Adèle Toussaint-Samson em dose dupla

Miriam Lifchitz Moreira Leite

Universidade de São Paulo

A Parisian in Brazil. The Travel Account of a Frenchwoman in Nineteenth-Century. Rio de Janeiro.

TOUSSAINT-SAMSON, Adèle.

Edited and introduced by June E. Hahner.

Translated by Emma Toussaint.

Wilington, Delaware: Scholarly Resources, 2001. 121 p.

Uma parisiense no Brasil.

TOUSSAINT-SAMSON, Adèle.

Tradução do original francês: Maria Lucia Machado.

Prefácio: Maria Inês Turazzi.

Rio de Janeiro: Editora Capivara, 2003. 190 p.

Depois de esperar mais de século por traduções para outras línguas, a escritora e tradutora Adèle Toussaint-Samson é homenageada no século XXI com duas traduções: uma para o inglês e outra para o português, realizadas por profissionais competentes e apreciadoras de seu texto, publicado em francês, em 1883.
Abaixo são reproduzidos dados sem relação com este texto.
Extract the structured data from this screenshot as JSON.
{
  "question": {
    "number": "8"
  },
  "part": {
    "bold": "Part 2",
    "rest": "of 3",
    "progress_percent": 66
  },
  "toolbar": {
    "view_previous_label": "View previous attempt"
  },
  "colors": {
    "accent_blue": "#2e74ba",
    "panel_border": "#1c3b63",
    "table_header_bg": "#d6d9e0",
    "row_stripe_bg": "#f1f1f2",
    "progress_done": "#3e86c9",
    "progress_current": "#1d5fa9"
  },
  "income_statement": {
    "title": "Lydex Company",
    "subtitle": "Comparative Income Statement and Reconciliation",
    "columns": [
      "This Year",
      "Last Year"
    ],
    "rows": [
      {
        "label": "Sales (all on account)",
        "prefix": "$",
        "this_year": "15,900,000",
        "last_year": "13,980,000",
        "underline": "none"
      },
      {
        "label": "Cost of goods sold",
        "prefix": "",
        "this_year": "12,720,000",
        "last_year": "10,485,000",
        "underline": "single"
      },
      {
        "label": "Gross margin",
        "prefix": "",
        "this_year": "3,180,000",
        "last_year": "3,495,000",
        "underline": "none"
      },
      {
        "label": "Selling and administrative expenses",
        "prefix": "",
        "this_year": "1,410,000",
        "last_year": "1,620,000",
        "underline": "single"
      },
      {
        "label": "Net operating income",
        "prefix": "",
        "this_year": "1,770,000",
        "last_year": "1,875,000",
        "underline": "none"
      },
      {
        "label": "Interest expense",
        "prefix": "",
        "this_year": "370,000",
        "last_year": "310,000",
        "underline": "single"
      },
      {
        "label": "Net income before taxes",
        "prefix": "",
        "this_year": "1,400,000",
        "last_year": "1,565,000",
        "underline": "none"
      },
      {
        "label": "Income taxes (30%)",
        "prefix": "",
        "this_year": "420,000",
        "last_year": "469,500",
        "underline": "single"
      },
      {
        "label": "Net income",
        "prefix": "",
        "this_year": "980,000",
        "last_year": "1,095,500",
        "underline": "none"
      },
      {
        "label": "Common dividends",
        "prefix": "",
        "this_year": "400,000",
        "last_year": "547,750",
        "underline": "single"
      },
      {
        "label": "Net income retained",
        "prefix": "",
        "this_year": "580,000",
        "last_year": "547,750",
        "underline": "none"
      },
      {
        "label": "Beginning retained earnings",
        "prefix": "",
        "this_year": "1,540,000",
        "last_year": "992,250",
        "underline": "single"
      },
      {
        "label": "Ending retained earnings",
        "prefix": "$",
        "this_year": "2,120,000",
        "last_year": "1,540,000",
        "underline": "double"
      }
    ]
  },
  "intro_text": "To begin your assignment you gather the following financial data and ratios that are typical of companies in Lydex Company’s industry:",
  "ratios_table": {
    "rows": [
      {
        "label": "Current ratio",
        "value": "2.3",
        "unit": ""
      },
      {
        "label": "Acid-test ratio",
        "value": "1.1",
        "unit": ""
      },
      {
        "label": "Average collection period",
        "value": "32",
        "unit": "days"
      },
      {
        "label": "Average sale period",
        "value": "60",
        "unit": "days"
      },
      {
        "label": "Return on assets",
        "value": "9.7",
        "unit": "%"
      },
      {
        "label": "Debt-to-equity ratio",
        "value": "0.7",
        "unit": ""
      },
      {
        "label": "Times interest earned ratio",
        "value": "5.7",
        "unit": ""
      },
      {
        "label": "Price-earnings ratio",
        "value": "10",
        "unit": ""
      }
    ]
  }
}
June Hahner, pioneira de estudos sobre a mulher na América Latina, freqüentadora assídua dos arquivos paulistas e cariocas, com bagagem bibliográfica sobre as jornalistas mulheres, desde 1978, ampliou os conhecimentos biográficos sobre Mme. Toussaint embora tenha sido iludida pelo nome da tradutora do livro para o inglês, Emma Toussaint, supondo-a filha da autora estudada.

Maria Inês Turazzi, arquiteta e historiadora, que cuida do acervo Paulo Geyer, colocado hoje no Museu Imperial de Petrópolis, onde existe o único original português do livro de Mme. Toussaint-Samson, teve o privilégio de estudar na França tendo acesso, entre outros, aos arquivos do Figaro e pôde aproveitar os conhecimentos de June Hahner sobre a publicação no Jornal de Commercio do Rio de Janeiro para comparar a tradução de 1883 com a atual do livro recusado por quatro editores franceses.

Essa dificuldade de publicar em meados do século XIX em um gênero eminentemente masculino, como os livros de viagem, não foi exclusiva de Mme. Toussaint-Samson. O que a singularizou, entre as demais mulheres viajantes que escreveram livros sobre o Brasil, foi ser já uma escritora, dos círculos ligados à Comedie Française, que se propôs a publicar um livro sobre a vida cotidiana, nos 12 anos em que viveu no Rio de Janeiro, declarando ter vindo para fazer fortuna.

A própria exclusão desse prefácio pelo tradutor brasileiro é muito significativa. O senhor A. E. C. C., autor de livros didáticos para o ensino primário, é muito severo em relação aos enganos de geografia e de redação, como diversos brasileiros que se sentiram agredidos pelas observações superficiais feitas por estrangeiros sobre o que presenciaram no Brasil. A. E. C. C. acrescenta a essa predisposição geral uma arrogância marcante referente à autora. Para ele, os esforços feitos junto a editores franceses e à população brasileira na França não apresentam o interesse e a atualidade que têm para estudiosos das relações de gênero.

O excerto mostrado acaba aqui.